Все мои чувства противятся этому, кричат, что княгиня не проявила бы подобной жестокости, но мне ли не знать о ложности чувств? Я ведь уверовал в скорую смерть благодаря вложенной мне в голову памяти гнилого человека – уверовал сам, и затем также легко передал эти память и веру Карчару.
Вмешивается отворивший дверь мужчина:
- Этот человек, - при слове человек он кривится, словно ненароком проглотил жабу, и меня вновь обдает вонью брезгливости пополам с приторностью сластью превосходства, - утверждает, будто у нас работают его сестры. Велите, мы прогоним его сей же час.
- Погодите. Зачем гнать? Человек пришел, пусть объясниться, - и Сандрин поворачивается ко мне. – Вы искали сестер?
Моя язык точно врос в нёбо. Я не представляю, как осмелюсь сказать этой юной, точно первая весна девушке, что я ее потерянный брат. Да как я посмел думать, будто могу быть братом этого небесного создания? Похоже, княгиня Магнатская в впрямь решила подшутить надо мной. Или, возможно, княгиня не желала зла, а по мягкосердечию своему пожалела беспамятного, пожертвовав ему память о том, что на свете существуют любовь и участие.
Но Сандрин глядит на меня, и нужно отвечать. Даже когда я шел напролом через зимний лес, мне не требовалось столько храбрости. С трудом разлепляю непослушные губы:
- Да.
- И кто же они?
Преодолев испуг, Сандрин вся дружелюбие и желание помочь, даже запах брезгливости сходит на нет. И это придает мне сил.
- Боюсь, что вы.
Я словно изрекаю богохульство. Но что еще я могу ответить? В конце концов я прошел тысячу верст, чтобы говорить с сестрами. И моя память указала на эту девушку. Возможно, сами они – Аннет, Сандрин, Натали – признают меня? В отличие от моей, их-то память цела, ей можно верить!
Губы Сандрин обиженно дергаются, в глазах проступает влага:
- Если это шутка, то очень злая. Наш брат пропал без вести. Мы искали его, молились, уповали на чудо. Чего только не передумали…
Там, в горах, за тысячу верст отсюда мне наверно казалось, что у меня есть сестры, и что они ждут моего возвращения, и вот я стою на пороге отчего дома, говорю с Сандрин – и уверенность разом выходит из меня, точно вода из бурдюка.
- Я потерял память. Помню лишь вас: тебя, Аннет, Натали. Как мы катались в лодке по озерной глади, как ты раскачивалась на качелях, привязанных к ветке векового дуба, помню перья в твоих волосах, и грубые башмаки Аннет, и вышивки Натали – вечно она ломала глаза, просчитывая схемы для своих узоров.
Перелистываю отданные мне воспоминания, как молитвослов, - все быстрее и быстрее.

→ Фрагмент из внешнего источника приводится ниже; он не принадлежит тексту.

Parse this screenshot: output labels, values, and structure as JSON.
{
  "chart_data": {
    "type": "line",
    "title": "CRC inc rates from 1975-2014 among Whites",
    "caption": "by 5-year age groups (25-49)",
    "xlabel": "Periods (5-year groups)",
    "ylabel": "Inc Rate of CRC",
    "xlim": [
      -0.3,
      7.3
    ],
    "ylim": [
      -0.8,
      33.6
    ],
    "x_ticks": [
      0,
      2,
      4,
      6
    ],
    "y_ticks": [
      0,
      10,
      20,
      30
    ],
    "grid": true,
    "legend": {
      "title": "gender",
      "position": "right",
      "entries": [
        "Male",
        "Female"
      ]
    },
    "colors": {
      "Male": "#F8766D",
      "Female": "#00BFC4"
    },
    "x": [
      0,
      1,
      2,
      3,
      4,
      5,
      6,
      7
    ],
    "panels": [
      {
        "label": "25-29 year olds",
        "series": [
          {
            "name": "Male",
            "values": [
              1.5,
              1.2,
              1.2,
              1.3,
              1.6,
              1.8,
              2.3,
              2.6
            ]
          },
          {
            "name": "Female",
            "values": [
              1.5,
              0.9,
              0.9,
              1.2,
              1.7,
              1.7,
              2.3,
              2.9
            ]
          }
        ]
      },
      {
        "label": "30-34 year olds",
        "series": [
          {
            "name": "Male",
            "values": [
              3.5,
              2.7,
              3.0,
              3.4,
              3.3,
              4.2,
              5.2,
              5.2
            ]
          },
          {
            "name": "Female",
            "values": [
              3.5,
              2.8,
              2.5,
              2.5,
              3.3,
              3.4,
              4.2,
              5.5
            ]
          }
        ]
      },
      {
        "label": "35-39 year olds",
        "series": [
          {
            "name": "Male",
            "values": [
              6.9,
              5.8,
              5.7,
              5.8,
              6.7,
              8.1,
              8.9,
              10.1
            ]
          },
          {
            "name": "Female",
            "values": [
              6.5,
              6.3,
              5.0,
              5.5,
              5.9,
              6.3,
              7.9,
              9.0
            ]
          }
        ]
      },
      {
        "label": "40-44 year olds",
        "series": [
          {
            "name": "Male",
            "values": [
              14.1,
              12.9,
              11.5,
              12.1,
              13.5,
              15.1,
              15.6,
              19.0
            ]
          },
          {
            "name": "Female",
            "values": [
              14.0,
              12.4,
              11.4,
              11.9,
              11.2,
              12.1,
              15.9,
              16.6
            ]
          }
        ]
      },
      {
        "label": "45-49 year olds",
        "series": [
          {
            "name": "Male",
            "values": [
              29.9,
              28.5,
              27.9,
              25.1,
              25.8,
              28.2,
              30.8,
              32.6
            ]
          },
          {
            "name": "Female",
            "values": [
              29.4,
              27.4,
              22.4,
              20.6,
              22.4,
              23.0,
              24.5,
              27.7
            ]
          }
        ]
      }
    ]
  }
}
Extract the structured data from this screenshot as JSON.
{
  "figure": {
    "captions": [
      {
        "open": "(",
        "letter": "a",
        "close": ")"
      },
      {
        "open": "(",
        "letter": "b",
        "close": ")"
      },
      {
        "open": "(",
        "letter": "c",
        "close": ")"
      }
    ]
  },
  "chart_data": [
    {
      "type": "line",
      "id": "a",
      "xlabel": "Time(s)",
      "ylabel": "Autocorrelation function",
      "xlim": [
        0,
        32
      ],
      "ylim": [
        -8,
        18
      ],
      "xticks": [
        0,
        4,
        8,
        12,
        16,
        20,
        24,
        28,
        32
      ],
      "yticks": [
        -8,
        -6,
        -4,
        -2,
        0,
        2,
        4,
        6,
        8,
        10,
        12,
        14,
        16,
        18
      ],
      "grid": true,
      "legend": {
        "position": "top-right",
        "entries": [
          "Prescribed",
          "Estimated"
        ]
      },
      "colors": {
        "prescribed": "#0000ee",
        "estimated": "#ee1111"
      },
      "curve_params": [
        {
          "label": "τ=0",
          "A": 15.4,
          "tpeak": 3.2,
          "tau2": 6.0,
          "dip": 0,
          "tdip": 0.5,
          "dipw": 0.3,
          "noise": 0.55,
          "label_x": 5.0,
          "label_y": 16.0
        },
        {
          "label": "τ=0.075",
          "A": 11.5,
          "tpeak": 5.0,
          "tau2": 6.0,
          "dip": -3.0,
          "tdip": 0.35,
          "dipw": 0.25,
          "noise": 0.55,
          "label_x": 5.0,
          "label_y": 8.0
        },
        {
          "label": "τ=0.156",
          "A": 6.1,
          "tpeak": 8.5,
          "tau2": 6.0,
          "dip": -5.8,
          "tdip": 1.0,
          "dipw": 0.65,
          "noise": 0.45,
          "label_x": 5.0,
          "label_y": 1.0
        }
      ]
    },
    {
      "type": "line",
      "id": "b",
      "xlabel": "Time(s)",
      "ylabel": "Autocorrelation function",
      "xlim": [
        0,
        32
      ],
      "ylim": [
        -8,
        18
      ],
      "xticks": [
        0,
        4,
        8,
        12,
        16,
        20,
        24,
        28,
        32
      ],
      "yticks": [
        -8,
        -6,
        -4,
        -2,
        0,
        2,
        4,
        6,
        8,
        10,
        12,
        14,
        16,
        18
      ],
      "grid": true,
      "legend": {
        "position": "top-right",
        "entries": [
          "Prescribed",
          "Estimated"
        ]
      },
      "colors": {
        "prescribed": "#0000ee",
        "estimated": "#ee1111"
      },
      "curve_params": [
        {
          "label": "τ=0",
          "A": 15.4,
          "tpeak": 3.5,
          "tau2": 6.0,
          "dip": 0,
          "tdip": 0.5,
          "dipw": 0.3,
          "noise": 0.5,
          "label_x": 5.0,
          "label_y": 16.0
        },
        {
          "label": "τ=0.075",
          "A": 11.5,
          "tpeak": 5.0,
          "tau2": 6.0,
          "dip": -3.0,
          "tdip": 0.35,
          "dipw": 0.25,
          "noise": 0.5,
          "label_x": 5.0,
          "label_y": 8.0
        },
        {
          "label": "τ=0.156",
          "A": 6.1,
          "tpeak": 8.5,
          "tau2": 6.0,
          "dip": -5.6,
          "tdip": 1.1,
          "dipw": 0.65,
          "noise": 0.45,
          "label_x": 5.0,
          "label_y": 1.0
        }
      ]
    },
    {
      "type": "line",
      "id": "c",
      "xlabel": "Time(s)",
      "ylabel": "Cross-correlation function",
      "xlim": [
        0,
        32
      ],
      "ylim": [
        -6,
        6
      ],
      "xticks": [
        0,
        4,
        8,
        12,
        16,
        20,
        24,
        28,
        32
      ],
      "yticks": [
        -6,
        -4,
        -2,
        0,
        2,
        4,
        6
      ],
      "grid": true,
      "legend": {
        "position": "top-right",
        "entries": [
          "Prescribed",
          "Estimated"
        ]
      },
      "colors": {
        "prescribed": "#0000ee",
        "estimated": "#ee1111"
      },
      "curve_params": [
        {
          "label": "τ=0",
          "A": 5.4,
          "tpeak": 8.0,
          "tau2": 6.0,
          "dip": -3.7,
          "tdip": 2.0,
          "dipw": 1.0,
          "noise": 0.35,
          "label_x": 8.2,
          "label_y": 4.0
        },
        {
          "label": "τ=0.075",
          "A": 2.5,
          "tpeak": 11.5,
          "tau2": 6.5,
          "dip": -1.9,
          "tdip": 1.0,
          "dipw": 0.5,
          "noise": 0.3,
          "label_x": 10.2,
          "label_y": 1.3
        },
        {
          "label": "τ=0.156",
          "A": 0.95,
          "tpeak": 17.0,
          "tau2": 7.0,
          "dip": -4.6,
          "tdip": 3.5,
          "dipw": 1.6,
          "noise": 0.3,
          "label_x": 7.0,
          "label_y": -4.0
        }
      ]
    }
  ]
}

Глаза девушки делаются огромными, ротик раскрывается, она беззвучно глотает воздух, намереваясь что-то сказать, но так и не решаясь. Затем Сандрин решительно хватает меня за рукав, втаскивает в дом и, запрокинув голову, кричит со всей мочи:
- Натали, Аннет! Михаил вернулся! Аннет, Натали! Да идите же сюда поскорее!
Хлопают двери, раздаются шаги и на лестнице, ведущей на второй этаж, появляются еще две девушки: одна в синем шерстяном платье с глухим воротом, с забранными в узел темно-русыми волосами и строгим выражением лица; платье другой в цветочным узоре, на плечах – кружевная шаль, а прическа – сплошь кудряшки да ленты. Лица девушек знакомы мне. И не только лица, но и привычки, манера держаться, словечки, какие они повторяют чаще других.
- Где же он? И кто этот незнакомец? – вопрошает Аннет.
XXII. Аннет, Натали, Сандрин
Тот же голос, тот же взгляд,
Те же волосы льняные.
Все, как год тому назад.
Сквозь стекло лучи дневные
Известь белых стен пестрят…
Анна Ахматова
Замираю, позабыв дышать. Так странно ощущать свою собственную память, находиться внутри нее, видеть въяве ожившие воспоминания. Так странно знать свое прошлое, странно и щемяще-тепло. Я готов отдать все, что имею и даже сверх того, чтобы эта память действительно была моей, а не взятой у какого-нибудь несчастного доброй волей и без принуждения.